Far Cry
A tropical paradise seethes with hidden evil in Far Cry, a cunningly detailed action shooter that pushed the boundaries of combat to shocking new levels.Freelance mariner Jack Carver is cursing the day he ever came to this island. A week ago, a brash female reporter named Valerie had offered him an incredible sum of cash to take her to this unspoiled paradise. Shortly after docking, however, Jack's boat was greeted by artillery fire from a mysterious militia group swarming about the island. With his boat destroyed, his money gone, and the gorgeous Valerie suddenly missing, Jack now finds himself facing an army of mercenaries amidst the wilds of the island, with nothing but a gun and his wits to survive. But the further he pushes into the lush jungle canopy, the stranger things become. Jack encounters an insider within the militia group who reveals the horrific details of the mercenaries' true intentions. He presents Jack with an unsettling choice: battle the deadliest mercenaries, or condemn the human race to a maniac's insidious agenda.
What it feels like
The constant threat of militia forces and the mounting stakes create sustained edge-of-seat pressure throughout the campaign. The mercenary forces present an active, present threat that clearly intends Jack harm, with mounting danger as the story unfolds.
What it's about
The villain's 'insidious agenda' and the mercenaries' true intentions involve science fiction elements that escalate beyond a simple military action plot. The unraveling of the mercenaries' true intentions and the horrific details revealed by the insider structure the narrative around hidden truth. The insider providing classified information and the revelation of a concealed military conspiracy evoke espionage thriller elements.
How it plays
Aiming and firing firearms with tactile feedback is the core interactive loop, defining moment-to-moment gameplay throughout the island campaign. Avoiding detection and using shadow and patrol awareness are meaningful alternatives to direct combat engagement. Enemy line-of-sight, alertness states, and patrol patterns drive tactical tension in engagement decisions.
How it looks and sounds
The entire experience is presented through Jack Carver's eyes in first-person perspective, the canonical view for the franchise. The detailed tropical environment and character models aim for realistic representation of the island paradise setting.
How it's structured
The campaign is designed as a solo experience with no mandatory multiplayer, though multiplayer exists as a separate mode. The island is a large explorable tropical space traversable in largely non-linear order, allowing player agency in approach to objectives. While the island offers exploration, the story spine follows Jack's progression from survival toward confronting the militia's ultimate agenda in a largely authored sequence.
Kindred games
Shares First-Person, Gunplay, Open World, Stealth.

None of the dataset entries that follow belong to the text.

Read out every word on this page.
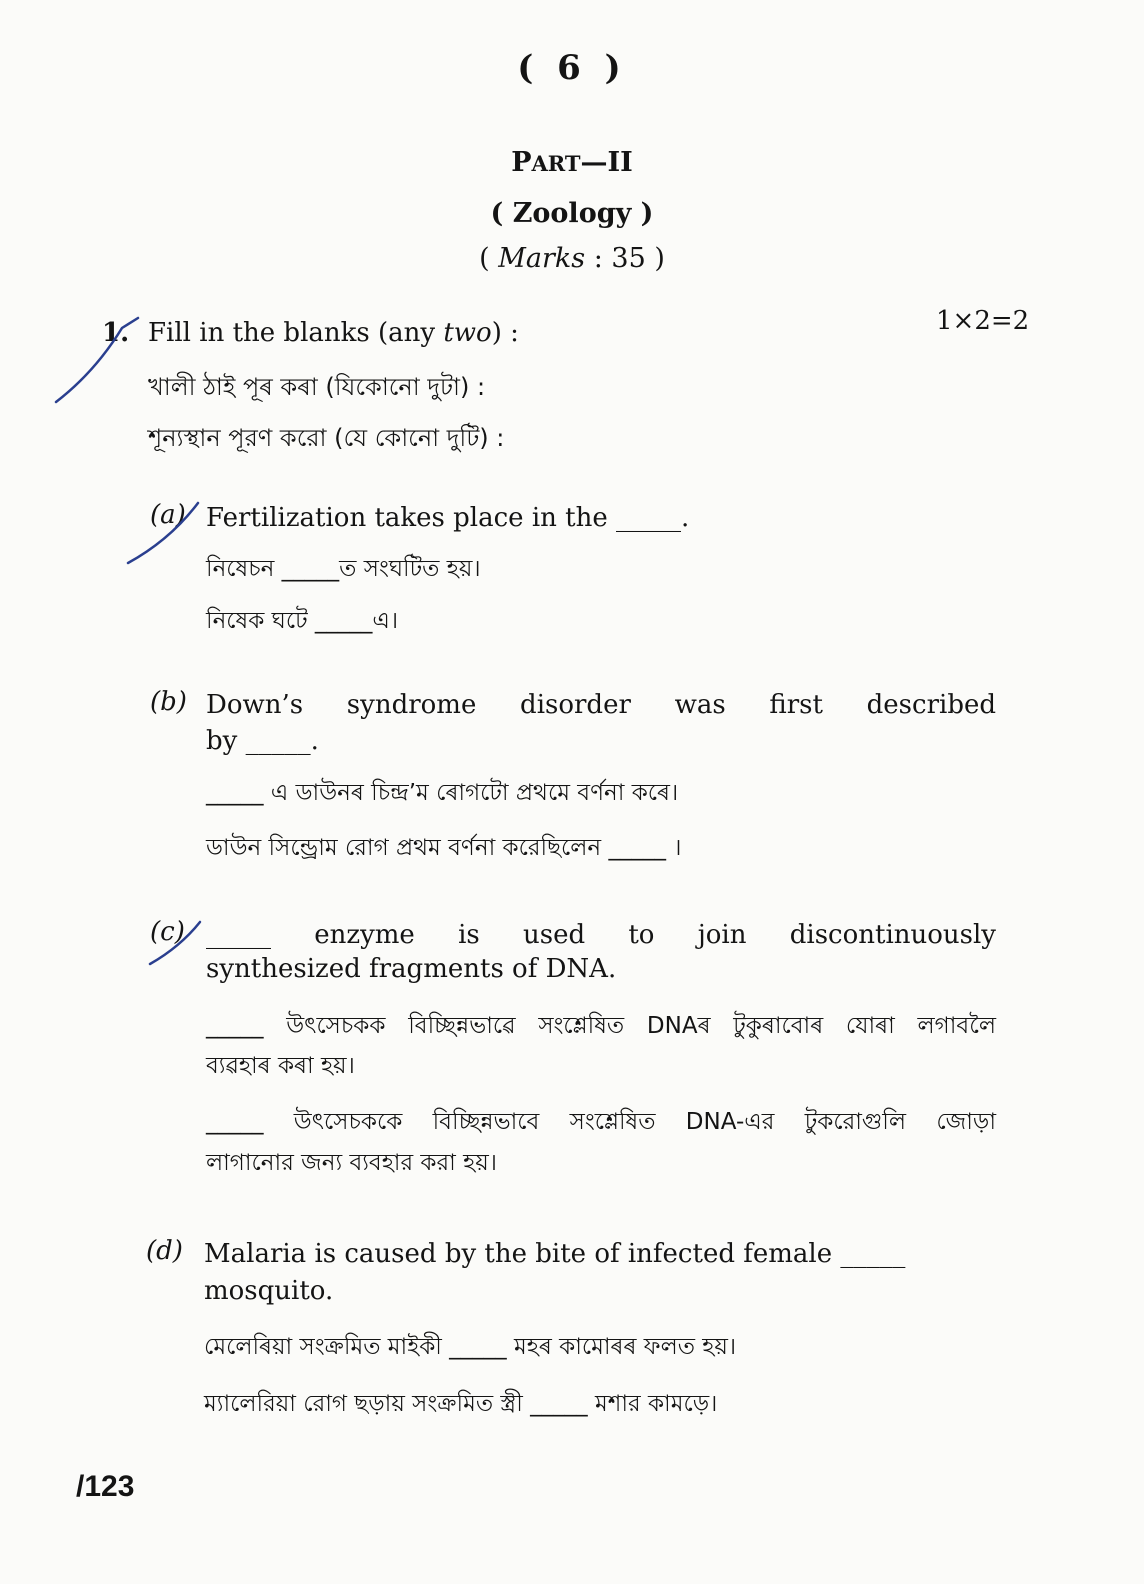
( 6 )
PART—II
( Zoology )
( Marks : 35 )
1. Fill in the blanks (any two) :	1×2=2
খালী ঠাই পূৰ কৰা (যিকোনো দুটা) :
শূন্যস্থান পূরণ করো (যে কোনো দুটি) :
(a) Fertilization takes place in the _____.
নিষেচন _____ত সংঘটিত হয়।
নিষেক ঘটে _____এ।
(b) Down’s syndrome disorder was first described
by _____.
_____ এ ডাউনৰ চিন্দ্ৰ’ম ৰোগটো প্ৰথমে বৰ্ণনা কৰে।
ডাউন সিন্ড্রোম রোগ প্রথম বর্ণনা করেছিলেন _____ ।
(c) _____ enzyme is used to join discontinuously
synthesized fragments of DNA.
_____ উৎসেচকক বিচ্ছিন্নভাৱে সংশ্লেষিত DNAৰ টুকুৰাবোৰ যোৰা লগাবলৈ
ব্যৱহাৰ কৰা হয়।
_____ উৎসেচককে বিচ্ছিন্নভাবে সংশ্লেষিত DNA-এর টুকরোগুলি জোড়া
লাগানোর জন্য ব্যবহার করা হয়।
(d) Malaria is caused by the bite of infected female _____
mosquito.
মেলেৰিয়া সংক্ৰমিত মাইকী _____ মহৰ কামোৰৰ ফলত হয়।
ম্যালেরিয়া রোগ ছড়ায় সংক্রমিত স্ত্রী _____ মশার কামড়ে।
/123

Both lean into First-Person, Gunplay, Open World, Single-Player.
Shares Gunplay, First-Person, Science Fiction, Open World.
Both lean into Gunplay, First-Person, Science Fiction, Single-Player.
Shares First-Person, Gunplay, Science Fiction, Open World.
Both lean into First-Person, Gunplay, Single-Player, Science Fiction.
Closest hidden gems
A lesser-known kindred — Gunplay, First-Person, Science Fiction, Character Action. 96% positive across 4,402 Steam reviews.
Both lean into Gunplay, First-Person, Single-Player, Science Fiction.
A lesser-known kindred — First-Person, Gunplay, Science Fiction, Character Action. 91% positive across 4,914 Steam reviews.
Both lean into First-Person, Gunplay, Single-Player, Science Fiction.
A lesser-known kindred — First-Person, Mystery, Tense, Gunplay. 87% positive across 4,350 Steam reviews.
Both lean into First-Person, Single-Player, Mystery, Tense.